頬をうっすらと染めながら、糸は甘い言葉を口にする。その彼女を抱きしめたままの弥平次も、それに応えるような甘い響きの声で囁きかけていた。


「わたしもです。お嬢さんとこうなれたことがどれほど嬉しいか。でも、わたしは……」


そう言いかける弥平次の口を糸の手が塞ぐ。その彼女の目はいつになく真剣で凄味を感じさせるもの。そんな糸の視線に、弥平次は縫いとられたかのように動くことができなくなっていた。
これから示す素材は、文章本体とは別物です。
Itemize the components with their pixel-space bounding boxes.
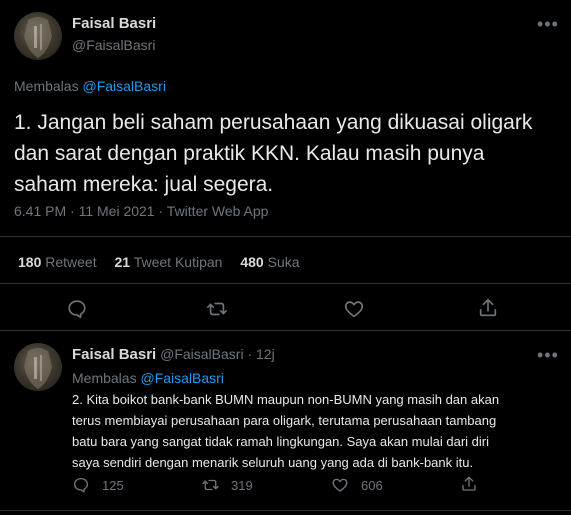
retweet-icon xyxy=(207,302,227,316)
tweet-text: 1. Jangan beli saham perusahaan yang dik… xyxy=(14,107,564,200)
quote-label: Tweet Kutipan xyxy=(133,254,223,270)
tweet-text-line: saham mereka: jual segera. xyxy=(14,173,274,196)
retweet-stat[interactable]: 180 Retweet xyxy=(18,254,97,270)
like-count: 480 xyxy=(240,254,264,270)
reply-count: 125 xyxy=(102,477,124,493)
reply-text-line: 2. Kita boikot bank-bank BUMN maupun non… xyxy=(72,392,500,407)
divider xyxy=(0,236,571,237)
reply-to-link[interactable]: @FaisalBasri xyxy=(82,78,165,94)
retweet-label: Retweet xyxy=(45,254,97,270)
like-button[interactable]: 606 xyxy=(331,476,383,494)
tweet-meta[interactable]: 6.41 PM · 11 Mei 2021 · Twitter Web App xyxy=(14,203,268,219)
reply-header: Faisal Basri @FaisalBasri · 12j xyxy=(72,346,275,363)
quote-stat[interactable]: 21 Tweet Kutipan xyxy=(115,254,223,270)
reply-icon xyxy=(68,300,86,319)
reply-text-line: terus membiayai perusahaan para oligark,… xyxy=(72,413,497,428)
reply-prefix: Membalas xyxy=(72,370,137,386)
separator: · xyxy=(247,346,253,362)
retweet-button[interactable]: 319 xyxy=(201,476,253,494)
reply-to-link[interactable]: @FaisalBasri xyxy=(140,370,223,386)
share-icon xyxy=(479,298,497,317)
heart-icon xyxy=(344,301,364,318)
divider xyxy=(0,510,571,511)
retweet-icon xyxy=(202,479,219,491)
tweet-text-line: dan sarat dengan praktik KKN. Kalau masi… xyxy=(14,142,485,165)
tweet-text-line: 1. Jangan beli saham perusahaan yang dik… xyxy=(14,111,533,134)
like-button[interactable] xyxy=(343,298,365,320)
reply-icon xyxy=(73,477,89,493)
reply-text-line: batu bara yang sangat tidak ramah lingku… xyxy=(72,434,489,449)
author-handle[interactable]: @FaisalBasri xyxy=(72,37,155,53)
like-stat[interactable]: 480 Suka xyxy=(240,254,299,270)
share-icon xyxy=(462,476,476,491)
more-dots-icon[interactable]: ••• xyxy=(537,346,559,364)
retweet-button[interactable] xyxy=(205,298,229,320)
author-handle[interactable]: @FaisalBasri xyxy=(160,346,243,362)
like-count: 606 xyxy=(361,477,383,493)
author-name[interactable]: Faisal Basri xyxy=(72,15,156,32)
retweet-count: 180 xyxy=(18,254,42,270)
heart-icon xyxy=(332,478,348,492)
more-dots-icon[interactable]: ••• xyxy=(537,15,559,33)
avatar[interactable] xyxy=(14,343,62,391)
tweet-time[interactable]: 12j xyxy=(256,346,275,362)
avatar[interactable] xyxy=(14,12,62,60)
share-button[interactable] xyxy=(477,297,499,319)
reply-context: Membalas @FaisalBasri xyxy=(72,370,224,386)
tweet-stats: 180 Retweet 21 Tweet Kutipan 480 Suka xyxy=(18,254,300,270)
divider xyxy=(0,283,571,284)
divider xyxy=(0,330,571,331)
reply-button[interactable] xyxy=(66,298,88,320)
author-name[interactable]: Faisal Basri xyxy=(72,346,156,363)
reply-button[interactable]: 125 xyxy=(72,476,124,494)
reply-text-line: saya sendiri dengan menarik seluruh uang… xyxy=(72,455,474,470)
share-button[interactable] xyxy=(460,475,478,493)
reply-text: 2. Kita boikot bank-bank BUMN maupun non… xyxy=(72,389,562,473)
reply-prefix: Membalas xyxy=(14,78,79,94)
reply-context: Membalas @FaisalBasri xyxy=(14,78,166,94)
like-label: Suka xyxy=(267,254,300,270)
quote-count: 21 xyxy=(114,254,131,270)
retweet-count: 319 xyxy=(231,477,253,493)
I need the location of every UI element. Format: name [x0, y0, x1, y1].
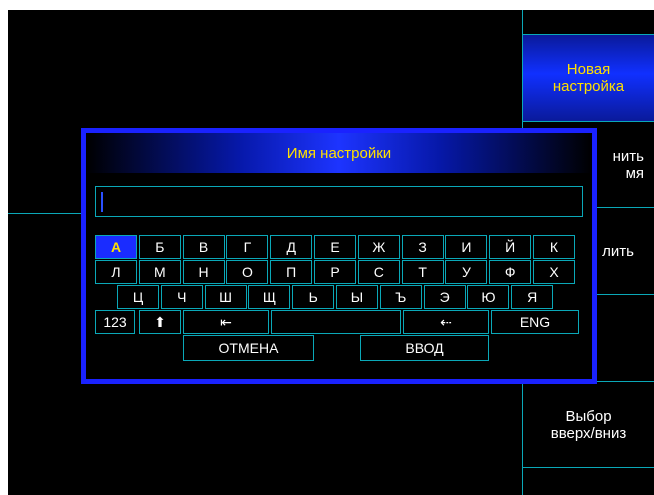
key-3-10[interactable]: Я — [511, 285, 554, 309]
key-1-2[interactable]: Б — [138, 235, 181, 259]
key-3-8-label: Э — [439, 289, 450, 305]
key-2-8-label: Т — [418, 264, 427, 280]
key-1-5[interactable]: Д — [270, 235, 313, 259]
key-3-5-label: Ь — [308, 289, 318, 305]
key-1-8[interactable]: З — [401, 235, 444, 259]
key-1-1-label: А — [110, 239, 122, 255]
key-3-6[interactable]: Ы — [336, 285, 378, 309]
key-2-3[interactable]: Н — [182, 260, 225, 284]
dialog-title: Имя настройки — [86, 133, 592, 173]
key-2-6[interactable]: Р — [314, 260, 356, 284]
shift-key[interactable]: ⬆ — [139, 310, 181, 334]
enter-button[interactable]: ВВОД — [360, 335, 489, 361]
key-1-5-label: Д — [286, 239, 296, 255]
key-1-4-label: Г — [243, 239, 252, 255]
numbers-key-label: 123 — [103, 314, 127, 330]
backspace-key[interactable]: ⇠ — [403, 310, 489, 334]
softkey-save-name-label: нить мя — [612, 147, 644, 182]
key-2-1[interactable]: Л — [95, 260, 137, 284]
language-key[interactable]: ENG — [491, 310, 579, 334]
key-3-8[interactable]: Э — [423, 285, 466, 309]
backspace-key-label: ⇠ — [440, 313, 452, 330]
key-1-7-label: Ж — [372, 239, 386, 255]
softkey-0[interactable] — [523, 10, 654, 34]
space-key[interactable] — [271, 310, 401, 334]
key-3-2[interactable]: Ч — [160, 285, 203, 309]
key-2-2-label: М — [153, 264, 166, 280]
softkey-new-preset-label: Новая настройка — [552, 61, 625, 95]
key-3-4[interactable]: Щ — [248, 285, 291, 309]
key-1-7[interactable]: Ж — [357, 235, 400, 259]
key-1-11[interactable]: К — [533, 235, 575, 259]
language-key-label: ENG — [519, 314, 551, 330]
key-3-1-label: Ц — [132, 289, 144, 305]
key-3-3[interactable]: Ш — [204, 285, 247, 309]
key-2-7-label: С — [373, 264, 384, 280]
enter-button-label: ВВОД — [405, 340, 444, 356]
key-1-3-label: В — [198, 239, 209, 255]
key-3-5[interactable]: Ь — [292, 285, 335, 309]
key-2-2[interactable]: М — [138, 260, 181, 284]
preset-name-input[interactable] — [95, 186, 583, 217]
key-3-7[interactable]: Ъ — [379, 285, 422, 309]
key-1-10-label: Й — [505, 239, 516, 255]
key-3-9-label: Ю — [481, 289, 496, 305]
key-3-7-label: Ъ — [395, 289, 407, 305]
name-entry-dialog: Имя настройки А Б В Г Д Е Ж З И Й К Л М Н О П Р С Т У Ф Х Ц Ч Ш Щ… — [81, 128, 597, 384]
key-2-10-label: Ф — [504, 264, 516, 280]
key-2-4-label: О — [241, 264, 253, 280]
device-screen: Новая настройка нить мя лить Выбор вверх… — [8, 10, 654, 495]
key-2-9[interactable]: У — [445, 260, 488, 284]
key-2-6-label: Р — [330, 264, 340, 280]
key-3-2-label: Ч — [177, 289, 187, 305]
key-2-11[interactable]: Х — [533, 260, 575, 284]
cancel-button-label: ОТМЕНА — [218, 340, 279, 356]
key-3-4-label: Щ — [262, 289, 276, 305]
key-2-4[interactable]: О — [226, 260, 269, 284]
key-1-6-label: Е — [330, 239, 340, 255]
key-3-9[interactable]: Ю — [467, 285, 510, 309]
key-2-10[interactable]: Ф — [489, 260, 532, 284]
shift-key-label: ⬆ — [154, 313, 166, 330]
cursor-home-key[interactable]: ⇤ — [183, 310, 269, 334]
key-2-3-label: Н — [198, 264, 209, 280]
key-2-9-label: У — [461, 264, 471, 280]
key-2-5-label: П — [286, 264, 297, 280]
key-1-6[interactable]: Е — [314, 235, 356, 259]
numbers-key[interactable]: 123 — [95, 310, 135, 334]
key-1-8-label: З — [418, 239, 427, 255]
key-1-10[interactable]: Й — [489, 235, 532, 259]
key-1-9[interactable]: И — [445, 235, 488, 259]
key-3-3-label: Ш — [219, 289, 233, 305]
key-1-3[interactable]: В — [182, 235, 225, 259]
key-1-9-label: И — [461, 239, 472, 255]
key-2-8[interactable]: Т — [401, 260, 444, 284]
key-2-1-label: Л — [111, 264, 121, 280]
softkey-new-preset[interactable]: Новая настройка — [523, 35, 654, 121]
softkey-6[interactable] — [523, 468, 654, 495]
dialog-title-text: Имя настройки — [286, 144, 392, 162]
key-1-11-label: К — [549, 239, 559, 255]
key-1-1[interactable]: А — [95, 235, 137, 259]
background-divider — [8, 213, 83, 214]
cursor-home-key-label: ⇤ — [220, 313, 232, 330]
text-cursor — [101, 192, 103, 212]
key-2-5[interactable]: П — [270, 260, 313, 284]
key-1-2-label: Б — [155, 239, 165, 255]
softkey-delete-label: лить — [602, 242, 634, 260]
key-3-6-label: Ы — [350, 289, 364, 305]
cancel-button[interactable]: ОТМЕНА — [183, 335, 314, 361]
key-1-4[interactable]: Г — [226, 235, 269, 259]
key-2-7[interactable]: С — [357, 260, 400, 284]
softkey-select-up-down-label: Выбор вверх/вниз — [550, 407, 627, 442]
softkey-select-up-down[interactable]: Выбор вверх/вниз — [523, 382, 654, 467]
key-3-1[interactable]: Ц — [117, 285, 159, 309]
key-3-10-label: Я — [527, 289, 538, 305]
key-2-11-label: Х — [549, 264, 559, 280]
そして、そんな弥平次を見つめながら、糸はゆっくりと口を開く。


「弥平次、今のままだと、わたしたちは絶対に一緒になれない」

「お嬢さん……」


驚いたような弥平次の声に、糸は引きつった顔で言葉を続ける。


「だから……今は無理でも、次の世では一緒になれるようにして」


思い詰めたような糸の顔がそこにはある。それを見た弥平次も同じ思いがあったのだろう。大きく頷きながら持っていた紐で、彼女の手首と自分のそれをしっかりと結ぶ。そして、部屋にあった剃刀を持ち出すと糸の目をしっかりとみつめていた。


「次の世では必ず、比翼の鳥とも連理の枝ともなって、あなたと共に過ごしたい。この望み、叶えていただけますか」

「当り前だわ。わたしは弥平次じゃないと嫌なの。それ以外の人とは考えたくない。だから、早く。ひと思いにやってちょうだい」


その時、外から糸の名を叫ぶ声と、慌ただしい足音が聞こえてくる。それの意味するものが何なのか、二人にはよく分かっている。

このままでは、間違いなく引き離され、道行と心中を図ったとして罰を受けるのは間違いない。糸と弥平次はもう一度しっかりと抱きあうと、互いの手首を一気に切り裂いていた。

赤い水があたりを一気に染め上げる。そのまま、その水溜りの中に、二人は微笑みを浮かべながら、力なく倒れていた。